In order to generate a PPI regressor, we essentially find the product of the task regressor and the time-course from the seed region. There is a problem with this in that the time course of ‘activity’ in the seed region is actually the time-course of the BOLD response and will therefore be shifted in time (by the haemodynamic lag) with respect to the task regressor. One way to bring these two into line is to convolve the task regressor, but not the physiological time-course, with an HRF; this is the approach taken in FSL. Another more complicated approach would be to try to deconvolve the physiological time-course, to try to find the underlying neuronal time course, and multiply this with the not-convolved task regressor; this is the approach taken in SPM.

The reason for deconvolving is that the shape or lag of the HRF may be different between brain regions, and if no deconvolution is applied, the PPI analysis can be biased towards areas with a similar shaped/delayed HRF. However, this is only really important for event-related designs; for block designs the two methods are roughly equivalent.
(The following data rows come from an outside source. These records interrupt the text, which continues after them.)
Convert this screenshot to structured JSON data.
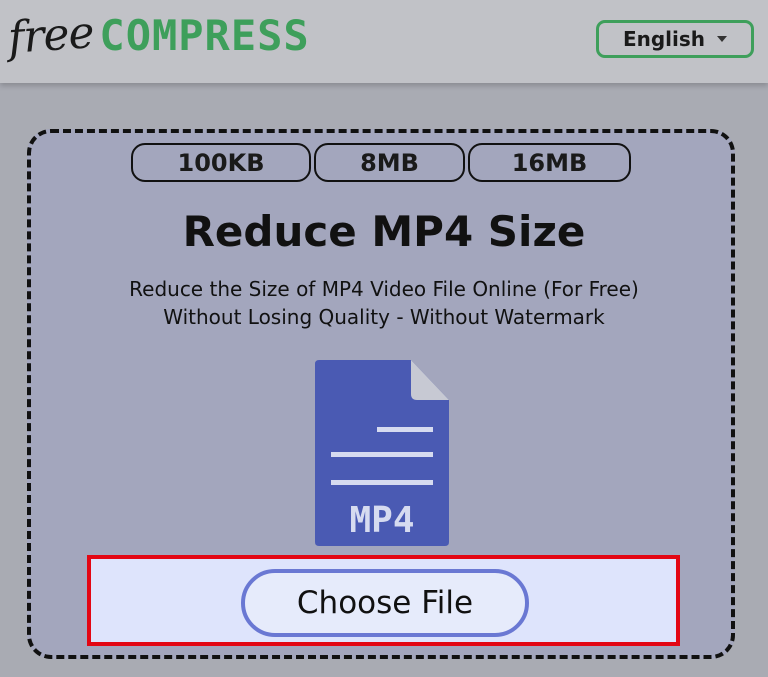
{
  "header": {
    "logo_free": "free",
    "logo_compress": "COMPRESS",
    "language": "English"
  },
  "size_options": [
    "100KB",
    "8MB",
    "16MB"
  ],
  "main": {
    "title": "Reduce MP4 Size",
    "subtitle_line1": "Reduce the Size of MP4 Video File Online (For Free)",
    "subtitle_line2": "Without Losing Quality - Without Watermark",
    "file_label": "MP4",
    "choose_button": "Choose File"
  },
  "colors": {
    "brand_green": "#3e9f5b",
    "file_blue": "#4a5ab3",
    "highlight_red": "#e30613"
  },
  "icons": {
    "file": "mp4-file-icon",
    "dropdown": "chevron-down-icon"
  }
}
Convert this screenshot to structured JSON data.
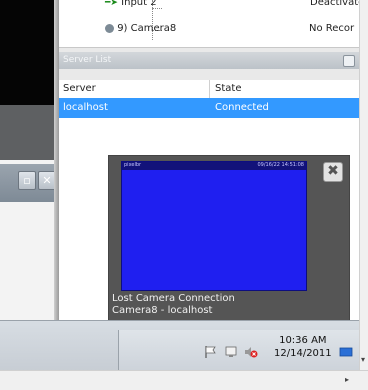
{
  "tree": {
    "row1_label": "Input 2",
    "row1_status": "Deactivate",
    "row2_label": "9) Camera8",
    "row2_status": "No Recor"
  },
  "server_list": {
    "title": "Server List",
    "columns": [
      "Server",
      "State"
    ],
    "rows": [
      {
        "server": "localhost",
        "state": "Connected"
      }
    ]
  },
  "popup": {
    "header_left": "pixelbr",
    "header_right": "09/16/22 14:51:08",
    "message_line1": "Lost Camera Connection",
    "message_line2": "Camera8 - localhost",
    "close_glyph": "✖"
  },
  "taskbar": {
    "time": "10:36 AM",
    "date": "12/14/2011"
  },
  "colors": {
    "selection": "#3399ff",
    "video": "#1f1ff0"
  }
}
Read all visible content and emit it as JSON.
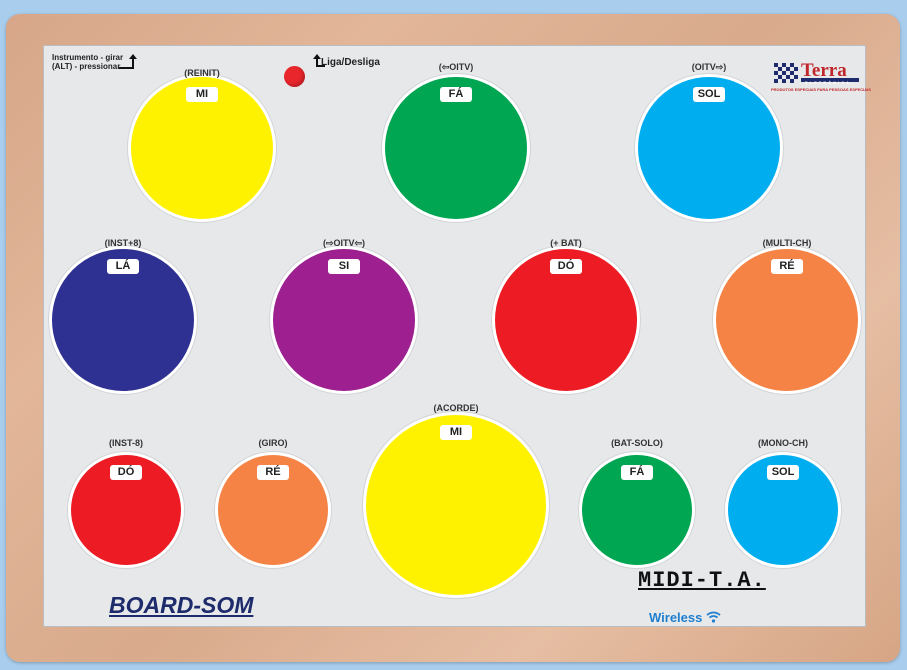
{
  "labels": {
    "instrument_hint_line1": "Instrumento - girar",
    "instrument_hint_line2": "(ALT) - pressionar",
    "power_label": "Liga/Desliga",
    "brand_title": "BOARD-SOM",
    "midi_logo": "MIDI-T.A.",
    "wireless_label": "Wireless",
    "terra_name": "Terra",
    "terra_sub": "ELETRÔNICA",
    "terra_tagline": "PRODUTOS ESPECIAIS PARA PESSOAS ESPECIAIS"
  },
  "colors": {
    "yellow": "#fff200",
    "green": "#00a651",
    "cyan": "#00aeef",
    "navy": "#2e3192",
    "purple": "#9e1f8f",
    "red": "#ed1c24",
    "orange": "#f58345",
    "led_red": "#e8262c"
  },
  "pads": [
    {
      "note": "MI",
      "function": "(REINIT)",
      "color": "yellow"
    },
    {
      "note": "FÁ",
      "function": "(⇦OITV)",
      "color": "green"
    },
    {
      "note": "SOL",
      "function": "(OITV⇨)",
      "color": "cyan"
    },
    {
      "note": "LÁ",
      "function": "(INST+8)",
      "color": "navy"
    },
    {
      "note": "SI",
      "function": "(⇨OITV⇦)",
      "color": "purple"
    },
    {
      "note": "DÓ",
      "function": "(+ BAT)",
      "color": "red"
    },
    {
      "note": "RÉ",
      "function": "(MULTI-CH)",
      "color": "orange"
    },
    {
      "note": "DÓ",
      "function": "(INST-8)",
      "color": "red"
    },
    {
      "note": "RÉ",
      "function": "(GIRO)",
      "color": "orange"
    },
    {
      "note": "MI",
      "function": "(ACORDE)",
      "color": "yellow"
    },
    {
      "note": "FÁ",
      "function": "(BAT-SOLO)",
      "color": "green"
    },
    {
      "note": "SOL",
      "function": "(MONO-CH)",
      "color": "cyan"
    }
  ]
}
A detailed discussion of the deconvolution issue is given in:

Gitelman DR, Penny WD, Ashburner J, Friston KJ (2003) Modeling regional and psychophysiologic interactions in fMRI: the importance of hemodynamic deconvolution. Neuroimage 19: 200-7.

When should you (not) use PPI?

In theory, PPI can be used with any experimental design. However, in practice you are unlikely to see a significant effect in most experimental designs. The reason for this is that, to avoid the confounds described above, you have to include the main effects from which you derived your interaction variable in the GLM. But because the psychological, physiological and interaction variables are now strongly correlated, the design lacks power. You can see this from the covariance matrix below – we would need a signal change of over 2% associated with the interaction term to see a significant effect.

Literature review of PPI

The PPI method was originally reported in 1997 in the following paper:

Friston, Buechel, Fink, Morris, Rolls and Dolan (1997) Psychophysiological and modulatory interactions in neuroimaging Neuroimage 6: 218-229

and has been implemented as a function in SPM since SPM2. A search in the Science Citation Index revealed that of 189 papers citing the original Friston paper, of which 40 were fMRI studies in which PPI had been used, of which 15 were published by people at the FIL and most of the rest had at least one author at the FIL.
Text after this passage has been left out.